Eva, who is a resident at Moat House Care Home in Great Dunmow, was born in Woolwich in 1915 and later explored the world, visiting Egyptian pyramids in her fifties and travelling to America by herself.
Her daughter, Jean Lau, 73, who lives in Harlow and worked as a hairdresser in Sawbridgeworth, spoke to the Broadcast about her mother’s life.
After securing a scholarship to study tailoring, which her mother signed her up for, Eva worked as a clothes maker.
“It meant she was always able to make money,” Jean explained, “in the end she got fed up with it though”.
The skills she learnt however, proved useful throughout her life.
“She always used to make her own clothes. She used to make my school uniform out of my dad’s work clothes,” Jean recalls.
Eva then worked as a psychiatric nurse in Dartford, Kent, where she met charge nurse, Eddie Gellatly, who she married aged 28.
The couple lived in Dartford during the war, although Eva travelled to Kent to give birth and started to work full time again when Jean was five.
Eva, who is now a great-grandmother of six, decided to take a civil service exam for the over forties. One of her roles included escorting Penny Black stamps, the world’s first adhesive postage stamp, when they were taken to the airport, to be exhibited in other countries.
“She was very proud of that,” Jean recalls.
After 25 years of marriage, Eva and Eddie divorced and Eva decided to explore the world.
Being interested in archaeology and history, she climbed Egyptian pyramids whilst riding a donkey and visited Petra in Jordan.

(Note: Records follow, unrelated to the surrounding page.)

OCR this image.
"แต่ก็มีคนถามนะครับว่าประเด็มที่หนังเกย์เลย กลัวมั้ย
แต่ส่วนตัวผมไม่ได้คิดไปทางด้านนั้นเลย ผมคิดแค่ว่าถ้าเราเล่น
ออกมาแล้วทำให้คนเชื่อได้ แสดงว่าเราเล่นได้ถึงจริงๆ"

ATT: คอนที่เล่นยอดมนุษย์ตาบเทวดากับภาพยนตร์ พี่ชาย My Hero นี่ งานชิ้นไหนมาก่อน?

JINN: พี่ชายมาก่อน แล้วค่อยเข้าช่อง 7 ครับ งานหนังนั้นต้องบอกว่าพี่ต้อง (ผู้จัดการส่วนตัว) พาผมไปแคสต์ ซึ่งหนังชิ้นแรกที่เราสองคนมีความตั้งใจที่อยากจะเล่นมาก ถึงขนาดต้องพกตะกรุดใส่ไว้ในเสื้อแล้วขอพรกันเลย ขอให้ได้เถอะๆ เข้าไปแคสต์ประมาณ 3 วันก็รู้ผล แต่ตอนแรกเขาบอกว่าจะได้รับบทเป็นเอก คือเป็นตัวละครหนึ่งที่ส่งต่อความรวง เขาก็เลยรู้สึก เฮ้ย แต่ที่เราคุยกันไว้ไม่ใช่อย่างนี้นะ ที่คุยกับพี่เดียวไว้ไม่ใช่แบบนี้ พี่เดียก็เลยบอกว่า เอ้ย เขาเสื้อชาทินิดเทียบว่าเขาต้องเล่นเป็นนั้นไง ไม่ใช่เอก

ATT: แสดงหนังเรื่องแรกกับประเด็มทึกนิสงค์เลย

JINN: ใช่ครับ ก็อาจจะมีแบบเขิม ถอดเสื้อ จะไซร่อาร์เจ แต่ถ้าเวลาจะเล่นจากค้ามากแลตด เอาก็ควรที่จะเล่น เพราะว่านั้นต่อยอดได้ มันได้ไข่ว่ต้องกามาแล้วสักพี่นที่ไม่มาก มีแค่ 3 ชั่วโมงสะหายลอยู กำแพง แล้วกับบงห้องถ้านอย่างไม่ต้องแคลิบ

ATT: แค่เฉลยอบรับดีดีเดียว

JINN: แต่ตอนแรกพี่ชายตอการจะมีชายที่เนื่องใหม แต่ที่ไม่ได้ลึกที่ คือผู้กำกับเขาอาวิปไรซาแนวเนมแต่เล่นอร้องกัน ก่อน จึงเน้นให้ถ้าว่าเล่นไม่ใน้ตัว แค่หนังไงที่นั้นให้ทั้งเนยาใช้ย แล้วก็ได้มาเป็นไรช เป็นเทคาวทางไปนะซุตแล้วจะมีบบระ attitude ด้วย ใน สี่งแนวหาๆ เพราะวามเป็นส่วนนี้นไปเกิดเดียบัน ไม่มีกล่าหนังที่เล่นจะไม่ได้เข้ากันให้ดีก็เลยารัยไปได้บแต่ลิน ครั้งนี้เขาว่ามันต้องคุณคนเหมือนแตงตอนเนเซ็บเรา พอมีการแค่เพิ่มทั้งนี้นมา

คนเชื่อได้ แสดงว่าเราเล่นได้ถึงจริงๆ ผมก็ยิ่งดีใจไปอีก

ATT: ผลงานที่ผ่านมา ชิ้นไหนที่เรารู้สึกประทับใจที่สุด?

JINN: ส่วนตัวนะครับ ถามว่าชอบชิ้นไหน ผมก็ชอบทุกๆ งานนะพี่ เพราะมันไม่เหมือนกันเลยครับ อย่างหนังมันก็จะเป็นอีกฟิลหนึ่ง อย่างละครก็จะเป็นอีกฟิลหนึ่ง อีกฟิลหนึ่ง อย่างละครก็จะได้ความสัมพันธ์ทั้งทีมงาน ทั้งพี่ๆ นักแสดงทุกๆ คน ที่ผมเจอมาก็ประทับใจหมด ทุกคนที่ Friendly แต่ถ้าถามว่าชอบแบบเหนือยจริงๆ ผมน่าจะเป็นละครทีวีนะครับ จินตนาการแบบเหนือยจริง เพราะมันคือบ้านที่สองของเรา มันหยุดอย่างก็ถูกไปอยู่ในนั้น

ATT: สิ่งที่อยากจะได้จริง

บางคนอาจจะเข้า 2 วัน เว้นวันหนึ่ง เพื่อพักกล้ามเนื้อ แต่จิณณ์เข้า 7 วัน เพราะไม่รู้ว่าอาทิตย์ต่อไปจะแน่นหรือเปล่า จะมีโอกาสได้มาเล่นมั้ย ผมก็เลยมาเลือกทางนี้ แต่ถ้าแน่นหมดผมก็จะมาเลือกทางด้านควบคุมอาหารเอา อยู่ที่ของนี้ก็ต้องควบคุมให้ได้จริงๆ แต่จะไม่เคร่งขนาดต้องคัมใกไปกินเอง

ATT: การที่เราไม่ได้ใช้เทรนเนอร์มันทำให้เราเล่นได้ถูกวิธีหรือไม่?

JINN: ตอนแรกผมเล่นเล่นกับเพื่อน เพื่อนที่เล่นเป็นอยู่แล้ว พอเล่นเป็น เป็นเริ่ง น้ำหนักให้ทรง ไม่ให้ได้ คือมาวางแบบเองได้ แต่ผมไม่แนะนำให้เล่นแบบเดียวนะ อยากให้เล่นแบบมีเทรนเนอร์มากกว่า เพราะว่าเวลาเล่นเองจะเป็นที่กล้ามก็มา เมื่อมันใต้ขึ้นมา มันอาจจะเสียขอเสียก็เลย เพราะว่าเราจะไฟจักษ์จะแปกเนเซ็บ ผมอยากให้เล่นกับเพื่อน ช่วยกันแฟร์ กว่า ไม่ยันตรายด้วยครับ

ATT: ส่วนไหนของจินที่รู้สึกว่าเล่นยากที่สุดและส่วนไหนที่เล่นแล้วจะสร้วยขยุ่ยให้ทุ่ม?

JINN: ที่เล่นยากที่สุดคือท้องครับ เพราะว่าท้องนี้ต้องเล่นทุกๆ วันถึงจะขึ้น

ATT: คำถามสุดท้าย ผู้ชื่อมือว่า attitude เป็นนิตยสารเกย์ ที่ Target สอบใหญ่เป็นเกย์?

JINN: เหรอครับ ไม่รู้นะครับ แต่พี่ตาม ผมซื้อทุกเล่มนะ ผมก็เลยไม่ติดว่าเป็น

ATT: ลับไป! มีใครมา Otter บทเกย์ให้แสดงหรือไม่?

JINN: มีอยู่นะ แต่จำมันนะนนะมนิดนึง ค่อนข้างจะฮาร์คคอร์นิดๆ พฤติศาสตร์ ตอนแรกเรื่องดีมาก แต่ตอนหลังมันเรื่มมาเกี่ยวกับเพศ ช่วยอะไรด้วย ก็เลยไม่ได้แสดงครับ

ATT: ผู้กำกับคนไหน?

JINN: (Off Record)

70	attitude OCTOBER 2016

On her birthday, Eva was presented with a strawberry-topped chocolate cake by care home staff and spoke to Jean, who was unable to attend the celebration, on the phone.
Jean recounts one final strand of information about her mother. Well-known clairvoyant Maurice Woodruff once predicated Eva’s future at a fete, explaining how her life would unfold. And what a long and eventful life it seems to have been.